とか言って、道路標識の「止まれ」の「れ」の上に「ろ」と書いたシールを貼って叱られていたし、バイクのヘルメットの代わりにスキンヘッドにした子分の頭にヘルメットの絵を書いて警察官の反応を見る特集を企画し、放送しました。

非常に近いご親類に故植木等さんがいらっしゃって、身のこなし、声は生き写しです。
柳ジョージさんではありません。

鹿児島県の沖縄寄りの島にハブ(毒蛇)がいます。
沖縄県はハブの県と思われていますが、いない島もあります。
島の数でいえば、半数です。

以前にまことしやかに、沖縄では、島を南下するとき、1島おきにハブがいる島、いない島となっている、とかありましたが、これはでたらめです。
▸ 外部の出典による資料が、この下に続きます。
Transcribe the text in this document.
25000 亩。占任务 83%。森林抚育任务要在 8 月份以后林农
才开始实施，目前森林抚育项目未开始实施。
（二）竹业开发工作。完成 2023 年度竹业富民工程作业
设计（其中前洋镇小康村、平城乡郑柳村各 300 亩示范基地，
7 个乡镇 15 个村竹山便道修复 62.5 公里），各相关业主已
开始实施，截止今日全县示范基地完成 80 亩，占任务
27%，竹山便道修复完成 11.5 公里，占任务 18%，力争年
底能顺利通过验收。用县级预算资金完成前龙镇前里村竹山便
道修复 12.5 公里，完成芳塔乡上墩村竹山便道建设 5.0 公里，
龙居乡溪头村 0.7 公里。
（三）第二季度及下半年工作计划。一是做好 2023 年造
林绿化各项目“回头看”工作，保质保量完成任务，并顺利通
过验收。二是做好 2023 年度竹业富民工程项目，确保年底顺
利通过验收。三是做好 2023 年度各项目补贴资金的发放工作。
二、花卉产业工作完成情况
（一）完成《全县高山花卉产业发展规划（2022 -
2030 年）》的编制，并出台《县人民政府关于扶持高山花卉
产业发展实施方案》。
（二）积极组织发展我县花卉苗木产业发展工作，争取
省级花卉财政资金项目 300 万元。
ただし、「いない島」と「いる島」の仕組みの説明は正しいです。

有史以前の昔、南西諸島が陸続きであった頃は全域に生息していたらしいです。
長い時間の経過の間に隆起、沈降があり、標高の高い地域は水没を免れました。
その後再び隆起が起こり、一回水没した経験のある島には、陸地を隔てた島へ移動できない動物が再びそこを棲家にすることはできなかったため、ハブのいる島といない島が存在しているのです。
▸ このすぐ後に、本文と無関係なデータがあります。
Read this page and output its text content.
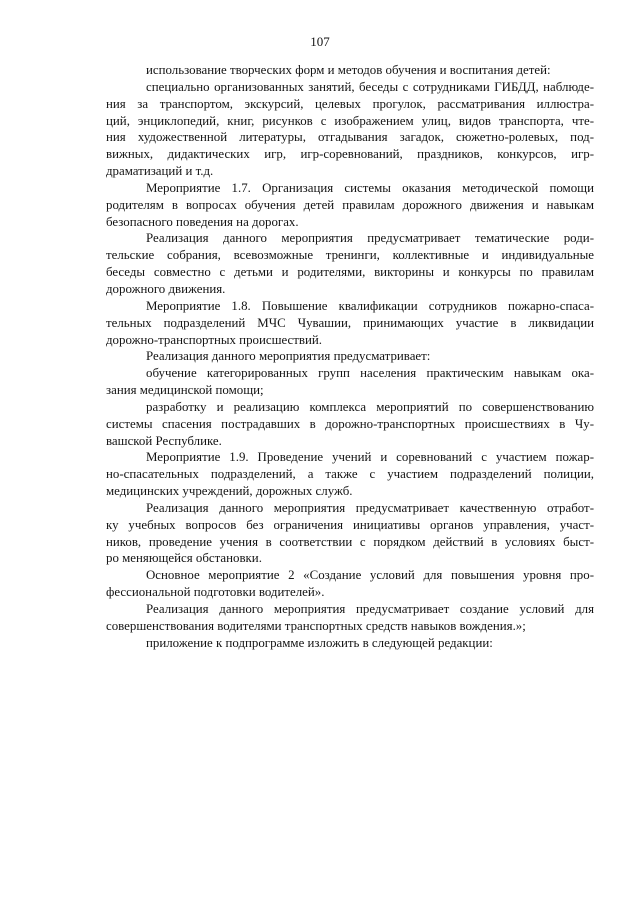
107

использование творческих форм и методов обучения и воспитания детей:

специально организованных занятий, беседы с сотрудниками ГИБДД, наблюде-
ния за транспортом, экскурсий, целевых прогулок, рассматривания иллюстра-
ций, энциклопедий, книг, рисунков с изображением улиц, видов транспорта, чте-
ния художественной литературы, отгадывания загадок, сюжетно-ролевых, под-
вижных, дидактических игр, игр-соревнований, праздников, конкурсов, игр-
драматизаций и т.д.

Мероприятие 1.7. Организация системы оказания методической помощи
родителям в вопросах обучения детей правилам дорожного движения и навыкам
безопасного поведения на дорогах.

Реализация данного мероприятия предусматривает тематические роди-
тельские собрания, всевозможные тренинги, коллективные и индивидуальные
беседы совместно с детьми и родителями, викторины и конкурсы по правилам
дорожного движения.

Мероприятие 1.8. Повышение квалификации сотрудников пожарно-спаса-
тельных подразделений МЧС Чувашии, принимающих участие в ликвидации
дорожно-транспортных происшествий.

Реализация данного мероприятия предусматривает:

обучение категорированных групп населения практическим навыкам ока-
зания медицинской помощи;

разработку и реализацию комплекса мероприятий по совершенствованию
системы спасения пострадавших в дорожно-транспортных происшествиях в Чу-
вашской Республике.

Мероприятие 1.9. Проведение учений и соревнований с участием пожар-
но-спасательных подразделений, а также с участием подразделений полиции,
медицинских учреждений, дорожных служб.

Реализация данного мероприятия предусматривает качественную отработ-
ку учебных вопросов без ограничения инициативы органов управления, участ-
ников, проведение учения в соответствии с порядком действий в условиях быст-
ро меняющейся обстановки.

Основное мероприятие 2 «Создание условий для повышения уровня про-
фессиональной подготовки водителей».

Реализация данного мероприятия предусматривает создание условий для
совершенствования водителями транспортных средств навыков вождения.»;

приложение к подпрограмме изложить в следующей редакции:
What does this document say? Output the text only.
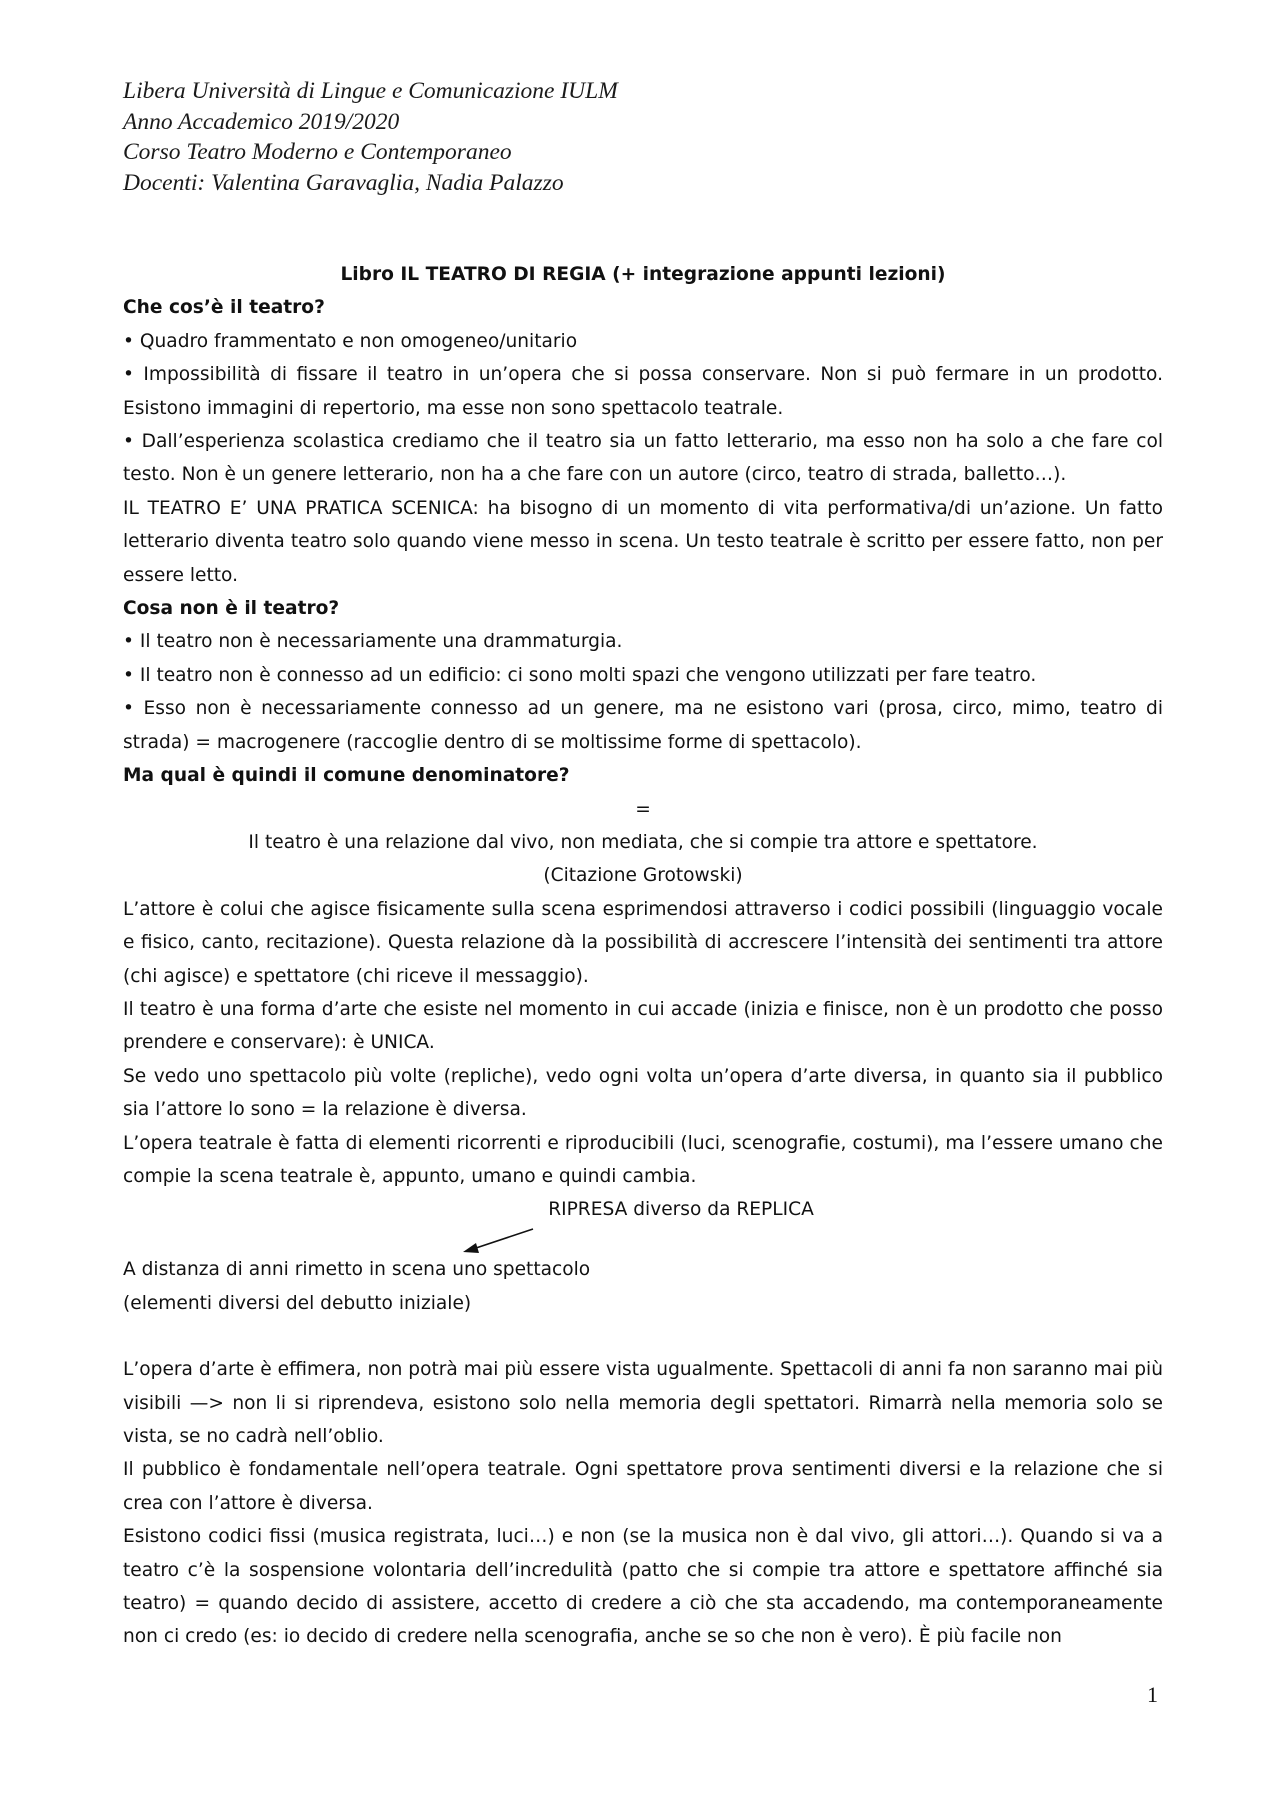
Libera Università di Lingue e Comunicazione IULM
Anno Accademico 2019/2020
Corso Teatro Moderno e Contemporaneo
Docenti: Valentina Garavaglia, Nadia Palazzo

Libro IL TEATRO DI REGIA (+ integrazione appunti lezioni)

Che cos’è il teatro?

• Quadro frammentato e non omogeneo/unitario

• Impossibilità di fissare il teatro in un’opera che si possa conservare. Non si può fermare in un prodotto. Esistono immagini di repertorio, ma esse non sono spettacolo teatrale.

• Dall’esperienza scolastica crediamo che il teatro sia un fatto letterario, ma esso non ha solo a che fare col testo. Non è un genere letterario, non ha a che fare con un autore (circo, teatro di strada, balletto…).

IL TEATRO E’ UNA PRATICA SCENICA: ha bisogno di un momento di vita performativa/di un’azione. Un fatto letterario diventa teatro solo quando viene messo in scena. Un testo teatrale è scritto per essere fatto, non per essere letto.

Cosa non è il teatro?

• Il teatro non è necessariamente una drammaturgia.

• Il teatro non è connesso ad un edificio: ci sono molti spazi che vengono utilizzati per fare teatro.

• Esso non è necessariamente connesso ad un genere, ma ne esistono vari (prosa, circo, mimo, teatro di strada) = macrogenere (raccoglie dentro di se moltissime forme di spettacolo).

Ma qual è quindi il comune denominatore?

=

Il teatro è una relazione dal vivo, non mediata, che si compie tra attore e spettatore.

(Citazione Grotowski)

L’attore è colui che agisce fisicamente sulla scena esprimendosi attraverso i codici possibili (linguaggio vocale e fisico, canto, recitazione). Questa relazione dà la possibilità di accrescere l’intensità dei sentimenti tra attore (chi agisce) e spettatore (chi riceve il messaggio).

Il teatro è una forma d’arte che esiste nel momento in cui accade (inizia e finisce, non è un prodotto che posso prendere e conservare): è UNICA.

Se vedo uno spettacolo più volte (repliche), vedo ogni volta un’opera d’arte diversa, in quanto sia il pubblico sia l’attore lo sono = la relazione è diversa.

L’opera teatrale è fatta di elementi ricorrenti e riproducibili (luci, scenografie, costumi), ma l’essere umano che compie la scena teatrale è, appunto, umano e quindi cambia.

RIPRESA diverso da REPLICA

A distanza di anni rimetto in scena uno spettacolo

(elementi diversi del debutto iniziale)

L’opera d’arte è effimera, non potrà mai più essere vista ugualmente. Spettacoli di anni fa non saranno mai più visibili —> non li si riprendeva, esistono solo nella memoria degli spettatori. Rimarrà nella memoria solo se vista, se no cadrà nell’oblio.

Il pubblico è fondamentale nell’opera teatrale. Ogni spettatore prova sentimenti diversi e la relazione che si crea con l’attore è diversa.

Esistono codici fissi (musica registrata, luci…) e non (se la musica non è dal vivo, gli attori…). Quando si va a teatro c’è la sospensione volontaria dell’incredulità (patto che si compie tra attore e spettatore affinché sia teatro) = quando decido di assistere, accetto di credere a ciò che sta accadendo, ma contemporaneamente non ci credo (es: io decido di credere nella scenografia, anche se so che non è vero). È più facile non

1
地球上の生物の中で、植物は陸地が海にで隔絶されていても、同種類のものが他の陸地で見かけることができます。
多くは、その植物の種子を鳥類が糞などで運ばれて生息したと考えられます。

動物では、翼で羽ばたくが、鰭で漕ぐか、脳を駆使するかしないと海を渡れません。
一部泳ぐことが可能な生き物がいますが、その能力は悲しいほど未発達なので、一定距離を隔てた陸地に新天地を求めることはできないのです。

事実上、はじめから肉体に飛翔器官が備わっている鳥類以外で、新天地へ向かうことのできる動物生命は人間だけです。

その手段は、造船技術と土木技術です。
船舶で移動するためには、冒険的勇気と、強い好奇心そして知恵が必要です。

一方土木技術により得た、人工陸続きは建造に成功すると、強靭な精神や知恵などを必要とせず容易に新天地へ向かうことができます。

より遠くを望むのであれば、船舶が手段ですが、土木技術の進歩は飛躍的ではないものの、確実に距離を更新しています。

合わせて、安全性を強く担保されています。